Joseph is called “a righteous man” in this narrative and models for us that righteousness is not a rigid adherence to the letter of the law but rather living by its spirit, with love and care for others. It is protecting the vulnerable, whether the unwed but pregnant Mary or the newborn baby targeted by King Herod’s wrath. It is being attentive to and discerning divine guidance and putting oneself aside to follow it. When an angel in his dream told Joseph to get up and flee to Egypt with Mary and Jesus, he did so immediately, and thereby narrowly escaped King Herod’s murderous plot. Seeking asylum in Egypt, the Holy Family were refugees in a foreign land for the early years of Jesus’s life.
We live in troubling times in our country, with this administration using greatly expanded powers to hunt down the most vulnerable, treat them with undue harshness, and ignore their human rights. There are religious leaders eager to affirm these actions, quick to declare the president as being chosen by God, while they enjoy the power and influence gained through proximity to the him. Matthew’s birth narrative gives us models for how to respond to this situation.

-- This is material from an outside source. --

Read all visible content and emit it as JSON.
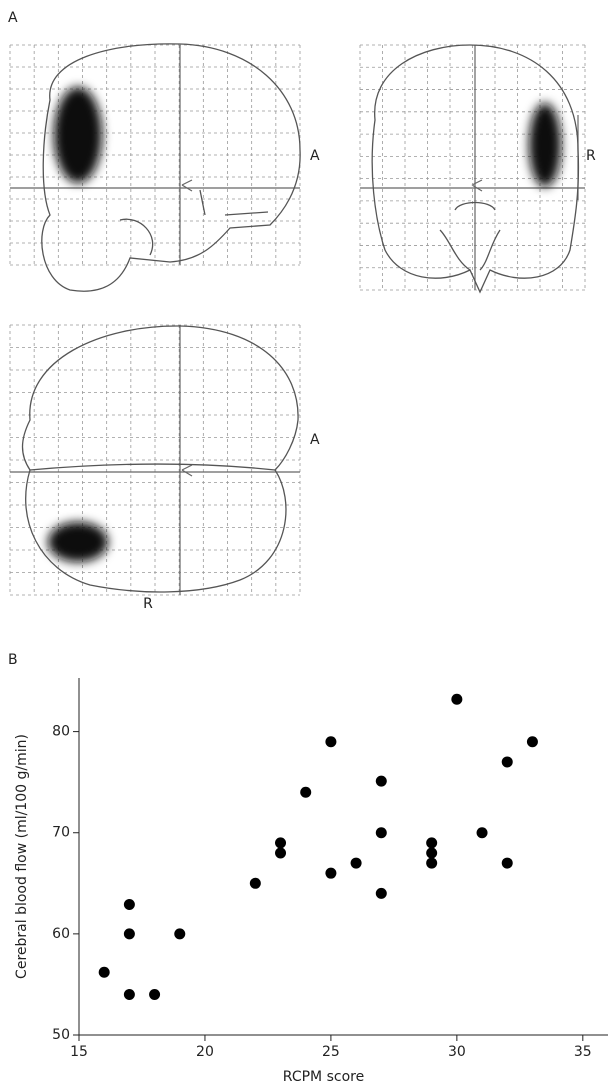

The model of the wise men calls us to be attentive and discerning of divine initiative, and to engage in holy resistance and civil disobedience to rules and demands that are unjust and can result in great harm. In a corrupt and violent context, Joseph provides us with a model of righteousness that listens to divine guidance and does what one can to protect the most vulnerable. In the darkness of these days, we can remember how God was actively working throughout the events of this sacred story, making the divine presence known through dreams and stars and working through those who were paying attention. As we seek to follow this way of wisdom and righteousness, we can remember with hope that the name brought to fulfillment in the Christ Child was Immanuel – “God is with us”.
Rev. Ruth Rosell, Ph.D. Director of the Buttry Center for Peace and Nonviolence
Associate Professor of Pastoral Theology Emerita
Central Seminary, Overland Park, KS
The views expressed in this article are solely those of the author.